- #1
doggydan42
- 170
- 18
Homework Statement
Consider the state
$$\psi_\alpha = Ne^{\alpha \hat a^\dagger}\phi_0, $$
where ##\alpha## can be complex, and ##N = e^{-\frac{1}{2}|\alpha|^2}## normalizes ##\psi_\alpha##.
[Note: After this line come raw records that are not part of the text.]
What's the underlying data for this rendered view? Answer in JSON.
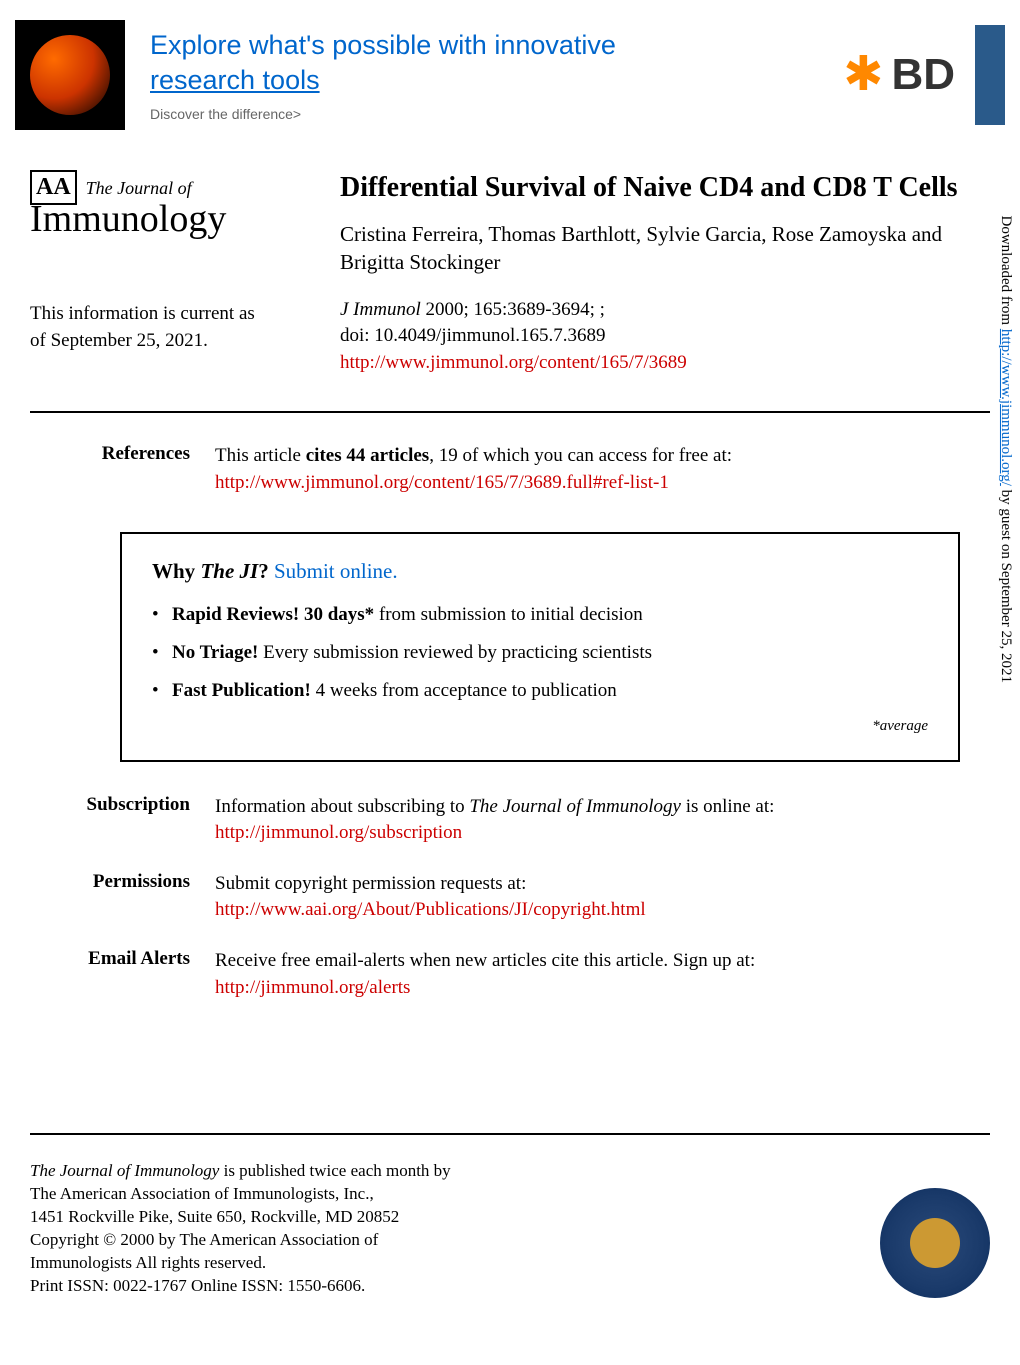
{
  "banner": {
    "title_line1": "Explore what's possible with innovative",
    "title_line2": "research tools",
    "subtitle": "Discover the difference>",
    "bd_text": "BD"
  },
  "journal": {
    "the_journal": "The Journal of",
    "immunology": "Immunology",
    "aa_badge": "AA"
  },
  "current_info": {
    "line1": "This information is current as",
    "line2": "of September 25, 2021."
  },
  "article": {
    "title": "Differential Survival of Naive CD4 and CD8 T Cells",
    "authors": "Cristina Ferreira, Thomas Barthlott, Sylvie Garcia, Rose Zamoyska and Brigitta Stockinger",
    "journal": "J Immunol",
    "year_pages": " 2000; 165:3689-3694; ;",
    "doi": "doi: 10.4049/jimmunol.165.7.3689",
    "url": "http://www.jimmunol.org/content/165/7/3689"
  },
  "references": {
    "label": "References",
    "text_part1": "This article ",
    "text_bold": "cites 44 articles",
    "text_part2": ", 19 of which you can access for free at:",
    "url": "http://www.jimmunol.org/content/165/7/3689.full#ref-list-1"
  },
  "why_box": {
    "why": "Why ",
    "ji": "The JI",
    "question": "? ",
    "submit": "Submit online.",
    "item1_bold": "Rapid Reviews! 30 days*",
    "item1_rest": " from submission to initial decision",
    "item2_bold": "No Triage!",
    "item2_rest": " Every submission reviewed by practicing scientists",
    "item3_bold": "Fast Publication!",
    "item3_rest": " 4 weeks from acceptance to publication",
    "footnote": "*average"
  },
  "subscription": {
    "label": "Subscription",
    "text_part1": "Information about subscribing to ",
    "text_italic": "The Journal of Immunology",
    "text_part2": " is online at:",
    "url": "http://jimmunol.org/subscription"
  },
  "permissions": {
    "label": "Permissions",
    "text": "Submit copyright permission requests at:",
    "url": "http://www.aai.org/About/Publications/JI/copyright.html"
  },
  "email_alerts": {
    "label": "Email Alerts",
    "text": "Receive free email-alerts when new articles cite this article. Sign up at:",
    "url": "http://jimmunol.org/alerts"
  },
  "sidebar": {
    "text_part1": "Downloaded from ",
    "url": "http://www.jimmunol.org/",
    "text_part2": " by guest on September 25, 2021"
  },
  "footer": {
    "line1_italic": "The Journal of Immunology",
    "line1_rest": " is published twice each month by",
    "line2": "The American Association of Immunologists, Inc.,",
    "line3": "1451 Rockville Pike, Suite 650, Rockville, MD 20852",
    "line4": "Copyright © 2000 by The American Association of",
    "line5": "Immunologists All rights reserved.",
    "line6": "Print ISSN: 0022-1767 Online ISSN: 1550-6606."
  }
}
Find ##\hat N \psi_\alpha##.
Homework Equations
$$\hat N = \hat a^\dagger \hat a$$
$$\hat a\phi_n = \sqrt{n}\phi_{n-1}$$
$$\hat a^\dagger = \sqrt{n+1}\phi_{n+1}$$
$$\hat a \psi_\alpha = \alpha \psi_\alpha$$
$$\phi_n = \frac{1}{\sqrt{n!}}(\hat a^\dagger)^n \phi_0$$
The Attempt at a Solution
First applying ##\hat a## gives
$$\hat N \psi_\alpha = \hat a ^\dagger \alpha \psi_\alpha$$
Expanding the exponential gives
$$\alpha N \sum_{n=0}^\infty \frac{\alpha^n}{n!}(\hat a ^\dagger)^{n+1}\phi_0 = N \sum_{n=0}^\infty \frac{\alpha^{n+1}}{n!}(\hat a ^\dagger)^{n+1}\phi_0 = N \sum_{n=1}^\infty \frac{\alpha^{n}}{(n-1)!}(\hat a ^\dagger)^{n}\phi_0 = N \sum_{n=1}^\infty \frac{\alpha^{n}}{n!}n(\hat a ^\dagger)^{n}\phi_0$$
Because at n = 0 the sum becomes 0,
$$\hat N \psi_\alpha = N \sum_{n=0}^\infty \frac{\alpha^{n}}{n!}n(\hat a ^\dagger)^{n}\phi_0$$
From here, I am unsure of how to simplify the summation.